Le mot d’ordre du Synaco a également été suivi par plusieurs commerçants. À Moroni, seuls les deux marchés publics sont restés ouverts lundi dernier, tandis que la majorité des grands magasins ont gardé leurs rideaux baissés. Les cellules de Ngazidja ont affirmé que le mouvement se poursuivrait jusqu’à une baisse des prix du carburant. Ce mardi 12 mai, deuxième jour de grève, la mobilisation s’est renforcée.
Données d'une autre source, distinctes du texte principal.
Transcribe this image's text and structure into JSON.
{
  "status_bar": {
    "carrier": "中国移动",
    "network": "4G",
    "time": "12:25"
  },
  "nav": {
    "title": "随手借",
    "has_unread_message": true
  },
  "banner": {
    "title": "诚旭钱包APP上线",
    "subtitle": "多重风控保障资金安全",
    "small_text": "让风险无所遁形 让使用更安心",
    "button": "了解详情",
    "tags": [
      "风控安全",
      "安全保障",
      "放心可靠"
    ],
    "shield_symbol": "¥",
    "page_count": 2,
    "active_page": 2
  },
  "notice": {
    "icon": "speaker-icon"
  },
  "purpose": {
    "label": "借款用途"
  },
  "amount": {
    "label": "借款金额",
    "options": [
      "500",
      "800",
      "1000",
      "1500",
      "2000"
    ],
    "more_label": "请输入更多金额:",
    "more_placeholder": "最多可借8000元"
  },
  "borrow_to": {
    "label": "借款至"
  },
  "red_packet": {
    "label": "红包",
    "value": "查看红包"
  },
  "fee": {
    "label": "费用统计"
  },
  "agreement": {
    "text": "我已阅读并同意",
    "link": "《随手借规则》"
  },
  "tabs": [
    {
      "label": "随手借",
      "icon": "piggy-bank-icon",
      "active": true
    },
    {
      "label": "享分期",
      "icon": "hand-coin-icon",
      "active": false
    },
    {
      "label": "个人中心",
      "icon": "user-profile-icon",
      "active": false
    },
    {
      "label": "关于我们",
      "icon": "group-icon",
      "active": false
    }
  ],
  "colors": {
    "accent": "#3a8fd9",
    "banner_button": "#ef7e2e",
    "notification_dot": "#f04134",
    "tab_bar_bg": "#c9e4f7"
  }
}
Les petits commerces du petit marché de Moroni comme ceux du grand marché de Volovolo ont fermé leurs portes. Seuls les vendeurs de nourriture ont poursuivi leurs activités, « par solidarité avec la population », selon un commerçant.
« Nous n’avions pas suivi le mouvement lundi. Mais aujourd’hui, nous avons décidé de faire grève. Cette situation nous touche tous. Nous savons que ce ne sera pas facile, car nous avons des familles à nourrir. Mais il vaut mieux souffrir dans la dignité pour une noble cause que sourire tout en vivant dans la misère. Parfois, je me demande ce que ceux qui entourent le président lui conseillent exactement. Et ces ministres, quelle est réellement leur mission ? Ce que nous vivons dans ce pays est grave. Comment comprendre que le chef de l’État, malgré cette situation, ait voyagé avec une délégation de 11 membres ? C’est de l’irresponsabilité », s’indigne un vendeur de vêtements à Volovolo.
Les pêcheurs et vendeurs du port de Moroni ont également rejoint le mouvement ce mardi. Dans une déclaration, ils ont annoncé la suspension de leurs activités jusqu’à nouvel ordre, réclamant eux aussi une baisse des prix du carburant. À l’heure où nous bouclions ces lignes, aucune négociation n’avait encore été engagée par le gouvernement pour une sortie de crise. Un mouvement qui semble gagner chaque heure qui passe l’adhésion de la population, confrontée à une multitude de défis tels que celui de l’eau, de l’électricité, de l’accès à la santé et à l’éducation.